Les maires dénoncent « la complexité et la lourdeur administrative »
Comme pour les événements positifs, un « stressomètre » regroupant 34 facteurs a été mis en place pour cette étude. Arrivent en tête des phénomènes stressant la « complexité et la lourdeur administratives », puis (et certainement liée au premier facteur) « la charge de travail de la fonction et le manque de temps » et enfin « la gestion des subventions ». Les agressions, souvent médiatisées, sont également évaluées à un niveau élevé de stress mais n’apparaissent qu’à la 6ème position. Parmi les autres sources de stress, les conflits sont durs à vivre, au premier rang ceux qui concernent les élus entre eux.

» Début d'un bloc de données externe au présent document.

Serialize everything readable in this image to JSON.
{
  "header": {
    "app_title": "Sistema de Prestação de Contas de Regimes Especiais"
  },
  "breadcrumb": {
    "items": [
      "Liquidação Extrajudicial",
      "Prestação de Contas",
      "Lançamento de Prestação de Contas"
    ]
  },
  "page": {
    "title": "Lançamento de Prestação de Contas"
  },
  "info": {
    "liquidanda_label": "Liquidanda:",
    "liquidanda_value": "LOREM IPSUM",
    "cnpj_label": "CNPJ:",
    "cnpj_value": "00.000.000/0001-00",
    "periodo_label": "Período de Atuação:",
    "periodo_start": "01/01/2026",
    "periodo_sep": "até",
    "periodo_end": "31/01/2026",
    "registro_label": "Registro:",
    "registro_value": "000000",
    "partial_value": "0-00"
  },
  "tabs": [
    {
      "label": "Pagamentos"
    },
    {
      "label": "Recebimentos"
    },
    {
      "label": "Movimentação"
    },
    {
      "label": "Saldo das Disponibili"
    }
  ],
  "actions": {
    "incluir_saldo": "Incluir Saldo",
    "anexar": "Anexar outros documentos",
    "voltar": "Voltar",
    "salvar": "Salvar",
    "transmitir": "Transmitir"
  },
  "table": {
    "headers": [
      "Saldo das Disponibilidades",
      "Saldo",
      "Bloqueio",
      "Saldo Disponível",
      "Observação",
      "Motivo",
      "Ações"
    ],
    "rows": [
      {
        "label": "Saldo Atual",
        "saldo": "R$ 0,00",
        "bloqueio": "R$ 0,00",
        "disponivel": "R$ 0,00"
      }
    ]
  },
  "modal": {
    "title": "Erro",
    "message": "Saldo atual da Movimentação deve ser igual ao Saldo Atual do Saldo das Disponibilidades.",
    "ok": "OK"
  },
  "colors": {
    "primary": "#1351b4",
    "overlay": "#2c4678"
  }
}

Création prochaine d’un outil de dépistage de burn-out pour tous les maires
Dans un futur proche, l’observatoire Amarok et l’AMRF vont mettre en place un dispositif de santé mentale pour tous les maires ruraux avec un système de dépistage du risque de burnout et en cas de dépassement d’un seuil d’alerte une écoute sera proposée aux élu(e)s. « En préservant les maires, la République se protège elle-même, en soutenant ceux qui sont au cœur de son fonctionnement quotidien et qui incarnent sa présence auprès des citoyens. Une République mature est une République qui protège ceux qui la servent » concluent les auteurs.